En in de Oorshop meer essays, koopjes, gesigneerde boeken, kelderrestanten, etc. etc.

Feestelijke avond Rode Hoed

Het is nog niet zover, maar bijna… Op vrijdag 13 november wordt de biografie door Arjen Fortuin Geert van Oorschot, uitgever gepresenteerd in de Rode Hoed. Daar worden veel mensen verwacht. Graag aanmelden dus! (zie onder).

Geert van Oorschot  (1909-1987) was een van de succesvolste en spraakmakendste uitgevers van de vorige eeuw. Hij was de uitgever en dikwijls ook ontdekker van tal van belangrijke Nederlandse schrijvers, onder wie Gerard Reve, W.F. Hermans, Jan Hanlo, M. Vasalis, Rutger Kopland, Hanny Michaelis en J.J. Voskuil. Uit gezocht geld, deskundige vertalers en een klassieke boekverzorging smeedde Van Oorschot de Russische Bibliotheek. Deze reeks vestigde de reputatie van zijn bedrijf en liet Nederland kennismaken met het Rusland van de negentiende eeuw. Van Oorschot had een haast bovenmenselijke energie: naast het bestieren van zijn uitgeverij onderhield hij tal van contacten en correspondenties met schrijvers en kunstenaars (óók uit zakelijk belang) én hij vond tijd om zelf te schrijven. (onder zijn pseudoniem R.J. Peskens.)

Arjen Fortuin schreef een meeslepend boek over Geert van Oorschot, waarin de anekdotes en citaten kleur geven aan het grotere verhaal. Geert van Oorschot, uitgever is niet slechts een biografie, maar ook een boek over de naoorlogse literatuur, de politiek, het literaire leven. En uiteindelijk een boek over Nederland in de tweede helft van de 20e eeuw.

Natuurlijk zal de biograaf zelf tijdens deze avond aan het woord komen, daarnaast zullen dichters Willem Jan Otten en Mathijs Gomperts voordragen, is er muziek van Bartók, leest actrice Linda van Dyck (o.v.) voor uit Mijn Tante Coleta en zullen Carel Alphenaar en Cas Enklaar fragmenten uit Van Oorschots roemruchte correspondentie lezen. Ook zullen er filmfragmenten van Geert van Oorschot vertoond worden. De presentatie is in handen van Ester Naomi Perquin.

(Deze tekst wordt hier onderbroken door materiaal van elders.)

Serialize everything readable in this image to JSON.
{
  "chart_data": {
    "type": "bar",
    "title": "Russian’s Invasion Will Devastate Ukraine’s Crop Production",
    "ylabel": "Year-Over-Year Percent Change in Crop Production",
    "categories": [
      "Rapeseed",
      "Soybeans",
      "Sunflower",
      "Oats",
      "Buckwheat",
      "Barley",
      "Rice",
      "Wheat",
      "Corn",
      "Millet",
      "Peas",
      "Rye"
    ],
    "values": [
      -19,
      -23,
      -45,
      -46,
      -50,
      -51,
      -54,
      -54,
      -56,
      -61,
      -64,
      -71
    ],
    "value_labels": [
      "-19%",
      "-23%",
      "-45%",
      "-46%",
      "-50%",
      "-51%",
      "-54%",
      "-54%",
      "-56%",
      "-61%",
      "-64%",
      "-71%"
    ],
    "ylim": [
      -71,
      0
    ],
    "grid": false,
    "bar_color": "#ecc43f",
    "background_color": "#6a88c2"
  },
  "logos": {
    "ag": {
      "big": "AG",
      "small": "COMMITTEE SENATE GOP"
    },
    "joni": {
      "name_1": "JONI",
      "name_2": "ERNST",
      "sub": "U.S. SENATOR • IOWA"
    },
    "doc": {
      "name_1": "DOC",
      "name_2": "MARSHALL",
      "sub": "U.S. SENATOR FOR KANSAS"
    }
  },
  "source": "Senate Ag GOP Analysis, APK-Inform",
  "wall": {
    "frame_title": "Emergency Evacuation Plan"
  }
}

De Uitgeverij heeft kaarten gereserveerd voor auteurs, vertalers, boekhandelaars en andere vrienden. Voor contact over deze kaarten mail ons. De Rode Hoed verkoopt kaarten via deze link.

Wacht niet te lang, het wordt druk…

Max de Jong – Dagboek

‘Ik reken’, aldus uitgever Geert van Oorschot in mei 1985 voor de VPRO-radio, ‘het Dagboek van Max de Jong met De avonden van Van het Reve en Bij nader inzien van Voskuil tot de drie grote monumenten van de literatuur omstreeks het midden van de eeuw.’

Max de Jong (1917-1951), schrijver van onder meer het fameuze lange gedicht Heet van de naald, waarvan in 1947 bij uitgeverij Van Oorschot de eerste druk verscheen, hield vanaf datzelfde jaar tot kort voor zijn dood een dagboek bij. Getuige een korte schriftelijke verklaring zag hij dit niet voor publicatie bestemd. Deze wens werd door zijn zuster en enige rechtstreekse erfgenaam Lidi Bool-de Jong gerespecteerd – een besluit waarop niets viel af te dingen. Niettemin moet in De Jongs vriendenkring een kopie van het handschrift hebben gecirculeerd want al vroeg bestond er een getypte weergave van. In 1990 verscheen in een oplage van 51 exemplaren een roofdruk in vier delen. Het was daarmee een boek voor een ‘inner circle’ geworden, hetgeen menige rechtgeaarde belangstellende een doorn in het oog was. Het bleef een van de meest besproken en minst gelezen literaire documenten uit de naoorlogse literaire geschiedenis.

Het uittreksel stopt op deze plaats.